Ecole active et spontanéité

« L'Ecole active et l'Esprit de service », tel est le thème choisi pour ce congrès qu'une notice préliminaire développe de cette manière : ‘« Les initiateurs de ce Congrès ont pour but de chercher et de répandre les méthodes d'éducation les meilleures, convaincus que, ce faisant, ils aideront l'enfant à développer ses facultés propres et à leur conférer le plus haut degré possible d'efficacité. En outre, ils assureront ainsi de la façon la plus sûre la formation du meilleur type de citoyen : citoyen de son pays et citoyen du monde. Ces deux idées d'expression de soi et de civisme réunies forment le thème central du Congrès : "L'Ecole active et l'Esprit de service" »’ 59.

Dans son discours inaugural60, avant même de présenter le sujet des discussions aux congressistes, Ferrière redéfinit ce qui constitue selon lui le but et l' "esprit" de la Ligue. Esprit qui, dira-t-il, tient tout entier dans deux mots : "éducation" et "nouvelle". Comment peut se réaliser cette nouvelle et donc meilleure éducation à laquelle travaillent tous les partisans de l'Education nouvelle ? Par l'Ecole active, sera la réponse de Ferrière, autrement dit, "Education nouvelle" équivaut à "Ecole active". Ferrière tentera dans la suite de son discours une définition de "ce qu'est" l'Ecole active par "ce qu'elle n'est pas", ni école « ancien modèle », ni « l'école du travail ». Il établira aussi une filiation directe de l'Ecole active avec des pédagogues précurseurs tels que Rousseau, Pestalozzi et Fröbel. En une phrase, elle est : ‘« l'Ecole où l'activité spontanée de l'enfant est à la base de tout travail »’ 61. On retrouve de cette manière une évidente continuité avec le précédent congrès qui avait fait de la spontanéité de l'enfant le centre de ses discussions. Cette fois, la spontanéité de l'enfant est en quelque sorte "institutionnalisée" par la définition que fait Ferrière de l'Ecole active, elle devient la caractéristique fondamentale de l'Ecole active, et par conséquent de l'Education nouvelle.

Si l'Ecole active est celle de la spontanéité, celle du laisser-agir, elle n'est jamais synonyme de laisser-aller... Pour Ferrière, activité et volonté sont inséparables62. Une activité spontanée qui n'a donc rien à voir avec un activisme éparpillé et confus dès lors qu'il s'agit d'une ‘« action ’ ‘volontaire’ ‘ de l'enfant ’ ‘lui-même’ ‘ »’ 63. Une action volontaire stimulée par le programme d'une école "active" que Ferrière définit par degrés : la base en sera « hygiénique » dans l'attention à la santé du corps et « énergétique » par la sollicitation de la discipline de soi, puis, ce sera l'éducation intellectuelle qui partira des « centres d'intérêts » de l'enfant, et finalement, une ultime étape visera le développement de la « vie morale et sociale ». Ferrière introduit ici l'objet second du congrès de Montreux, l'Esprit de service.
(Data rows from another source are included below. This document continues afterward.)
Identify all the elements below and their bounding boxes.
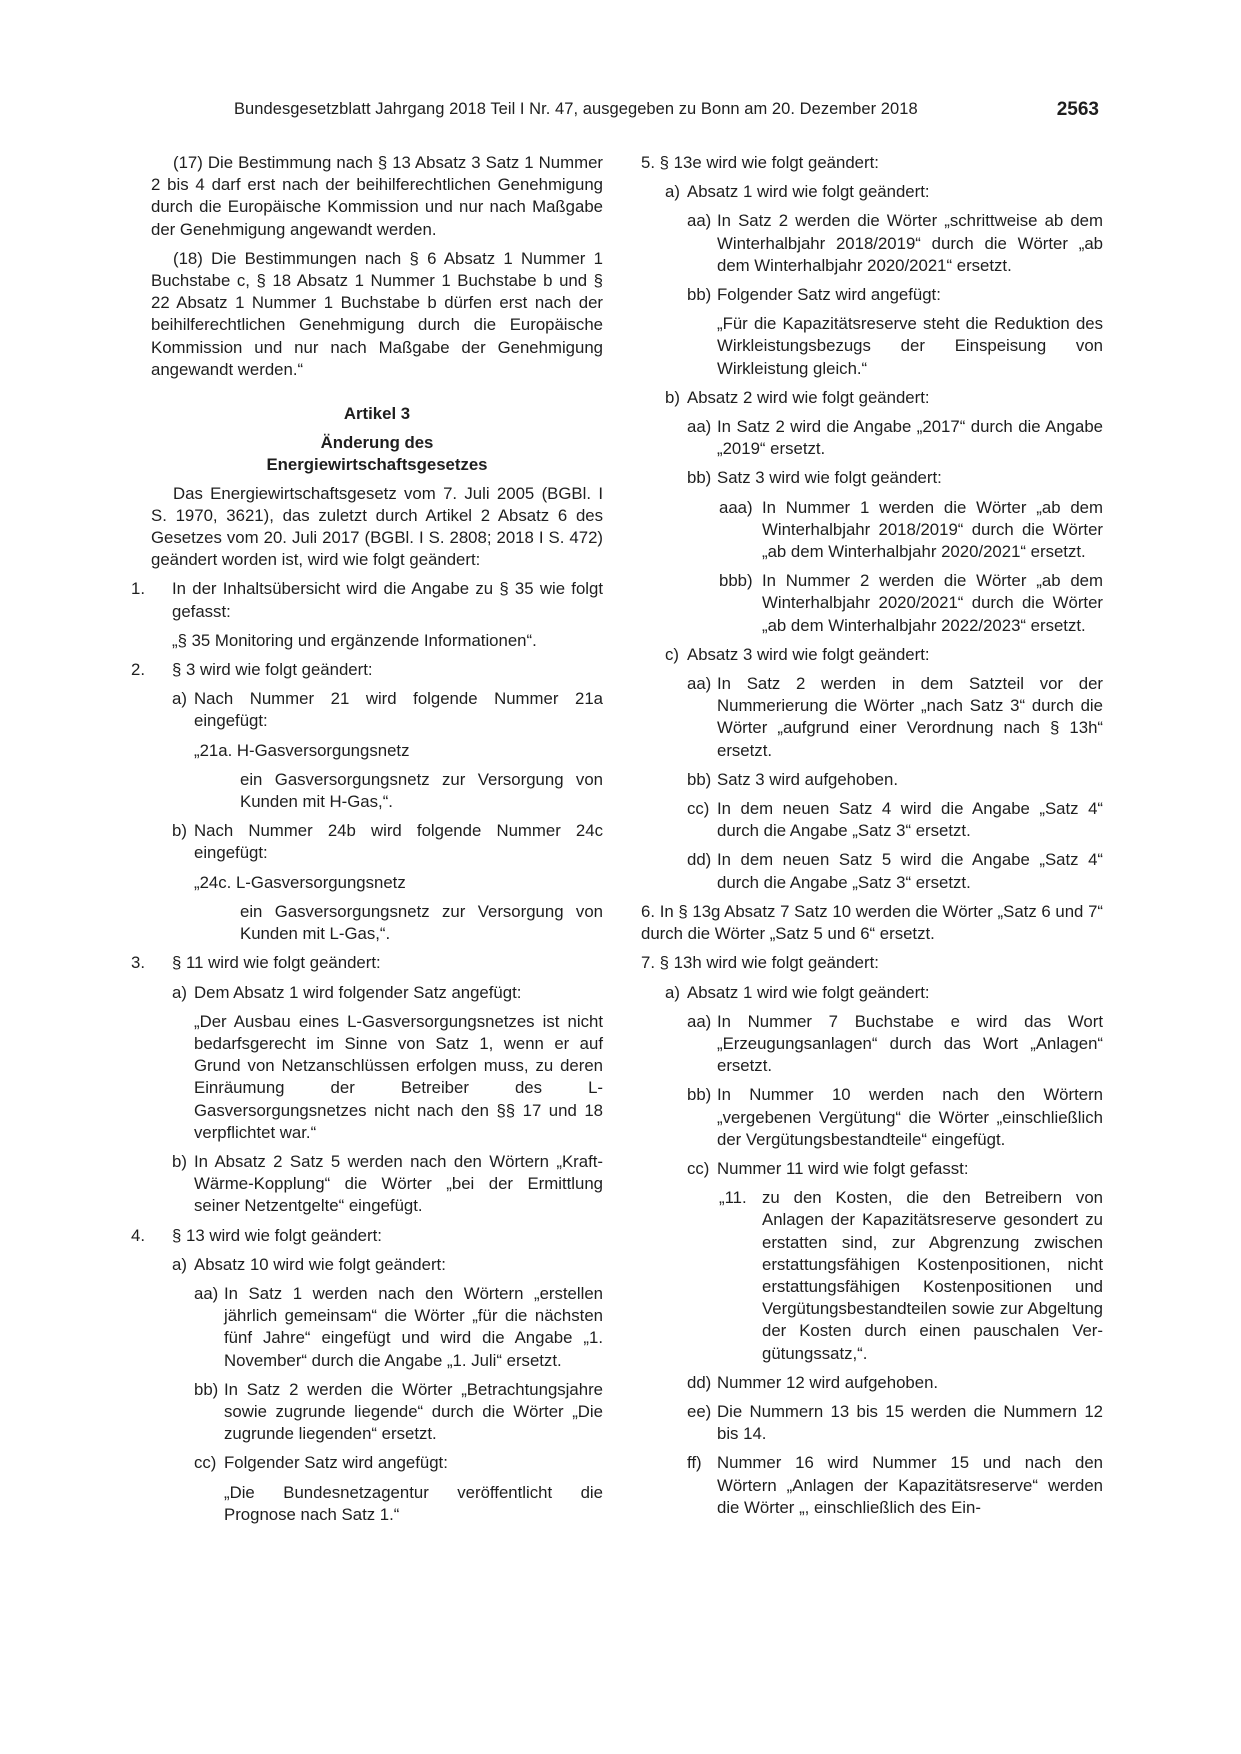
item-number: 4. — [131, 1225, 145, 1245]
item-number: 1. — [131, 579, 145, 599]
quoted-definition-term: „21a. H-Gasversorgungsnetz — [194, 740, 410, 760]
sub-sub-sub-item-text: In Nummer 1 werden die Wörter „ab dem Winterhalbjahr 2018/2019“ durch die Wörter „ab dem Winterhalbjahr 2020/2021“ ersetzt. — [762, 497, 1103, 562]
sub-sub-sub-item — [717, 497, 1103, 564]
sub-item-text: Absatz 2 wird wie folgt geändert: — [687, 387, 930, 407]
sub-sub-item — [687, 1158, 1103, 1365]
sub-sub-item-label: aa) — [194, 1283, 219, 1303]
sub-item-text: In Absatz 2 Satz 5 werden nach den Wörtern „Kraft-Wärme-Kopplung“ die Wörter „bei der Ermittlung seiner Netzentgelte“ eingefügt. — [194, 1151, 603, 1216]
sub-sub-item-text: In Satz 2 wird die Angabe „2017“ durch die Angabe „2019“ ersetzt. — [717, 417, 1103, 459]
sub-item-text: Absatz 1 wird wie folgt geändert: — [687, 982, 930, 1002]
item-text-body: § 13h wird wie folgt geändert: — [659, 953, 879, 973]
sub-sub-item-text: Nummer 12 wird aufgehoben. — [717, 1372, 939, 1392]
sub-item — [641, 387, 1103, 637]
sub-item — [172, 1151, 603, 1218]
sub-sub-item — [194, 1452, 603, 1526]
item-text: § 3 wird wie folgt geändert: — [172, 660, 373, 680]
sub-sub-item-text: In Satz 2 werden in dem Satzteil vor der Nummerierung die Wörter „nach Satz 3“ durch die Wörter „aufgrund einer Verordnung nach § 13h“ ersetzt. — [717, 674, 1103, 760]
sub-sub-item-text: Satz 3 wird aufgehoben. — [717, 769, 898, 789]
item-text — [641, 952, 1103, 974]
quoted-definition: ein Gasversorgungsnetz zur Versorgung von Kunden mit L-Gas,“. — [240, 901, 603, 944]
sub-sub-item-text: In dem neuen Satz 4 wird die Angabe „Satz 4“ durch die Angabe „Satz 3“ ersetzt. — [717, 799, 1103, 841]
header-title: Bundesgesetzblatt Jahrgang 2018 Teil I Nr. 47, ausgegeben zu Bonn am 20. Dezember 2018 — [234, 100, 918, 118]
sub-sub-item — [687, 416, 1103, 460]
item-number: 7. — [641, 953, 655, 973]
sub-item-letter: a) — [665, 982, 680, 1002]
item-text: In der Inhaltsübersicht wird die Angabe zu § 35 wie folgt gefasst: — [172, 579, 603, 621]
quoted-definition-term: „24c. L-Gasversorgungsnetz — [194, 872, 406, 892]
sub-sub-item-label: aa) — [687, 1011, 712, 1031]
sub-item-letter: b) — [172, 1151, 187, 1171]
sub-item-letter: b) — [665, 387, 680, 407]
sub-item-text: Absatz 3 wird wie folgt geändert: — [687, 644, 930, 664]
sub-item-letter: a) — [172, 982, 187, 1002]
sub-sub-sub-item-text: In Nummer 2 werden die Wörter „ab dem Winterhalbjahr 2020/2021“ durch die Wörter „ab dem Winterhalbjahr 2022/2023“ ersetzt. — [762, 571, 1103, 635]
sub-sub-item-text: Folgender Satz wird angefügt: — [717, 285, 941, 305]
sub-sub-item — [687, 467, 1103, 636]
sub-sub-item — [687, 284, 1103, 380]
page-number: 2563 — [1056, 99, 1099, 120]
sub-sub-item-text: In Satz 2 werden die Wörter „schrittweise ab dem Winterhalbjahr 2018/2019“ durch die Wörter „ab dem Winterhalbjahr 2020/2021“ ersetzt. — [717, 211, 1103, 275]
sub-sub-item — [687, 769, 1103, 791]
sub-sub-item-label: cc) — [194, 1453, 217, 1473]
paragraph-18: (18) Die Bestimmungen nach § 6 Absatz 1 Nummer 1 Buchstabe c, § 18 Absatz 1 Nummer 1 Buchstabe b und § 22 Absatz 1 Nummer 1 Buchstabe b dürfen erst nach der beihilferechtlichen Genehmigung durch die Europäische Kommission und nur nach Maßgabe der Genehmigung angewandt werden.“ — [151, 248, 603, 379]
list-item — [641, 952, 1103, 1519]
item-text: § 13 wird wie folgt geändert: — [172, 1225, 382, 1245]
sub-sub-item-text: In Nummer 7 Buchstabe e wird das Wort „Erzeugungsanlagen“ durch das Wort „Anlagen“ ersetzt. — [717, 1011, 1103, 1076]
sub-sub-item-text: Nummer 16 wird Nummer 15 und nach den Wörtern „Anlagen der Kapazitätsreserve“ werden die Wörter „, einschließlich des Ein- — [717, 1453, 1103, 1517]
quoted-text: „Der Ausbau eines L-Gasversorgungsnetzes ist nicht bedarfsgerecht im Sinne von Satz 1, wenn er auf Grund von Netzanschlüssen erfolgen muss, zu deren Einräumung der Betreiber des L-Gasversorgungsnetzes nicht nach den §§ 17 und 18 verpflichtet war.“ — [194, 1011, 603, 1142]
sub-sub-item — [687, 210, 1103, 277]
sub-sub-item-label: ff) — [687, 1453, 702, 1473]
article-intro: Das Energiewirtschaftsgesetz vom 7. Juli 2005 (BGBl. I S. 1970, 3621), das zuletzt durch Artikel 2 Absatz 6 des Gesetzes vom 20. Juli 2017 (BGBl. I S. 2808; 2018 I S. 472) geändert worden ist, wird wie folgt geändert: — [151, 483, 603, 570]
sub-sub-sub-item-label: aaa) — [719, 497, 753, 517]
sub-sub-item-label: dd) — [687, 1372, 712, 1392]
sub-sub-item-label: aa) — [687, 417, 712, 437]
list-item — [641, 901, 1103, 945]
sub-sub-item — [687, 849, 1103, 893]
sub-sub-item — [194, 1283, 603, 1372]
sub-item-text: Absatz 10 wird wie folgt geändert: — [194, 1254, 446, 1274]
sub-item — [172, 688, 603, 813]
sub-sub-item-label: bb) — [687, 769, 712, 789]
sub-sub-item-text: In Satz 2 werden die Wörter „Betrachtungsjahre sowie zugrunde liegende“ durch die Wörter „Die zugrunde liegenden“ ersetzt. — [224, 1379, 603, 1444]
right-column — [641, 152, 1103, 1526]
item-number: 5. — [641, 153, 655, 172]
sub-item-text: Dem Absatz 1 wird folgender Satz angefügt: — [194, 982, 522, 1002]
quoted-item-text: zu den Kosten, die den Betreibern von Anlagen der Kapazitätsreserve gesondert zu erstatten sind, zur Abgrenzung zwischen erstattungsfähigen Kostenpositionen, nicht erstattungsfähigen Kostenpositionen und Vergütungsbestandteilen sowie zur Abgeltung der Kosten durch einen pauschalen Vergütungssatz,“. — [762, 1188, 1103, 1363]
sub-sub-item-label: cc) — [687, 1158, 710, 1178]
quoted-numbered-item — [717, 1187, 1103, 1365]
sub-item — [641, 181, 1103, 380]
sub-sub-item — [687, 798, 1103, 842]
quoted-text: „§ 35 Monitoring und ergänzende Informationen“. — [172, 630, 537, 650]
sub-item — [172, 820, 603, 945]
sub-item — [641, 644, 1103, 894]
article-heading: Artikel 3 — [343, 404, 411, 424]
sub-sub-item-text: Die Nummern 13 bis 15 werden die Nummern 12 bis 14. — [717, 1401, 1103, 1444]
left-column — [131, 152, 603, 1533]
article-title-line-2: Energiewirtschaftsgesetzes — [266, 455, 488, 475]
page-header — [234, 100, 1099, 130]
item-number: 2. — [131, 660, 145, 680]
sub-sub-item-label: aa) — [687, 674, 712, 694]
item-number: 6. — [641, 901, 655, 921]
item-text-body: § 13e wird wie folgt geändert: — [659, 153, 879, 172]
sub-sub-item-label: bb) — [687, 468, 712, 488]
sub-sub-item-label: dd) — [687, 850, 712, 870]
sub-sub-item — [687, 1401, 1103, 1445]
sub-item-text: Nach Nummer 21 wird folgende Nummer 21a eingefügt: — [194, 689, 603, 731]
item-text: In § 13g Absatz 7 Satz 10 werden die Wörter „Satz 6 und 7“ durch die Wörter „Satz 5 und 6“ ersetzt. — [641, 901, 1103, 944]
sub-sub-sub-item-label: bbb) — [719, 571, 753, 591]
sub-sub-item-text: In dem neuen Satz 5 wird die Angabe „Satz 4“ durch die Angabe „Satz 3“ ersetzt. — [717, 850, 1103, 892]
quoted-item-number: „11. — [719, 1188, 747, 1208]
sub-sub-item-text: In Satz 1 werden nach den Wörtern „erstellen jährlich gemeinsam“ die Wörter „für die nächsten fünf Jahre“ eingefügt und wird die Angabe „1. November“ durch die Angabe „1. Juli“ ersetzt. — [224, 1283, 603, 1370]
sub-sub-item — [194, 1379, 603, 1446]
item-text — [641, 152, 1103, 174]
item-number: 3. — [131, 953, 145, 973]
sub-sub-item-label: bb) — [687, 1085, 712, 1105]
sub-sub-item-label: cc) — [687, 799, 710, 819]
sub-sub-item-label: ee) — [687, 1401, 712, 1421]
sub-sub-item — [687, 673, 1103, 762]
sub-sub-item-label: bb) — [687, 285, 712, 305]
sub-item — [172, 982, 603, 1144]
quoted-text: „Die Bundesnetzagentur veröffentlicht die Prognose nach Satz 1.“ — [224, 1482, 603, 1524]
sub-sub-item — [687, 1452, 1103, 1519]
sub-item — [641, 982, 1103, 1519]
sub-sub-item-text: Nummer 11 wird wie folgt gefasst: — [717, 1158, 969, 1178]
list-item — [131, 1225, 603, 1526]
list-item — [131, 578, 603, 652]
sub-item-text: Nach Nummer 24b wird folgende Nummer 24c eingefügt: — [194, 821, 603, 863]
sub-item-letter: a) — [665, 182, 680, 202]
sub-sub-sub-item — [717, 570, 1103, 637]
sub-sub-item-text: Satz 3 wird wie folgt geändert: — [717, 468, 942, 488]
sub-sub-item-text: Folgender Satz wird angefügt: — [224, 1453, 448, 1473]
sub-sub-item — [687, 1084, 1103, 1151]
sub-item-letter: a) — [172, 689, 187, 709]
paragraph-17: (17) Die Bestimmung nach § 13 Absatz 3 Satz 1 Nummer 2 bis 4 darf erst nach der beihilferechtlichen Genehmigung durch die Europäische Kommission und nur nach Maßgabe der Genehmigung angewandt werden. — [151, 153, 603, 239]
list-item — [131, 659, 603, 945]
quoted-definition: ein Gasversorgungsnetz zur Versorgung von Kunden mit H-Gas,“. — [240, 769, 603, 812]
sub-sub-item-text: In Nummer 10 werden nach den Wörtern „vergebenen Vergütung“ die Wörter „einschließlich der Vergütungsbestandteile“ eingefügt. — [717, 1085, 1103, 1149]
sub-item-letter: c) — [665, 644, 679, 664]
sub-item-text: Absatz 1 wird wie folgt geändert: — [687, 182, 930, 202]
sub-sub-item — [687, 1011, 1103, 1078]
sub-item-letter: b) — [172, 821, 187, 841]
quoted-text: „Für die Kapazitätsreserve steht die Reduktion des Wirkleistungsbezugs der Einspeisung von Wirkleistung gleich.“ — [717, 314, 1103, 378]
item-text: § 11 wird wie folgt geändert: — [172, 953, 381, 973]
article-title-line-1: Änderung des — [320, 433, 434, 453]
sub-sub-item-label: aa) — [687, 211, 712, 231]
sub-item — [172, 1254, 603, 1526]
list-item — [641, 152, 1103, 894]
sub-sub-item-label: bb) — [194, 1379, 219, 1399]
sub-sub-item — [687, 1372, 1103, 1394]
list-item — [131, 952, 603, 1217]
sub-item-letter: a) — [172, 1254, 187, 1274]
Finalement, la question soulevée par le double thème du congrès est celle de déterminer en quoi l'Ecole active peut développer l'esprit de service et de civisme, comment l'Education nouvelle conçoit l'éducation morale et sociale, et comment elle prétend mieux que les systèmes traditionnels réussir la formation de citoyen du monde.

Notes
59.

« Extrait de la notice préliminaire du Congrès de Montreux », P.E.N., n°8, octobre 1923, p. 72.

60.

« Discours d'inauguration », art. cit., pp. 73-79.

61.

Id., p. 75.

62.

Daniel Hameline analyse ainsi la conception d'activité chez Ferrière : « Certes l'Ecole active, annoncée comme l'école de la spontanéité, demeure, chez un Ferrière par exemple, une école de la formation du caractère. Mais la volonté est de moins en moins entendue en termes de contention » (in D. Hameline, A. Jornod, M. Belkaïd, L'école active. Textes fondateurs, Paris, P.U.F., 1995, p. 22).

63.

« Discours d'inauguration », art. cit., p. 75.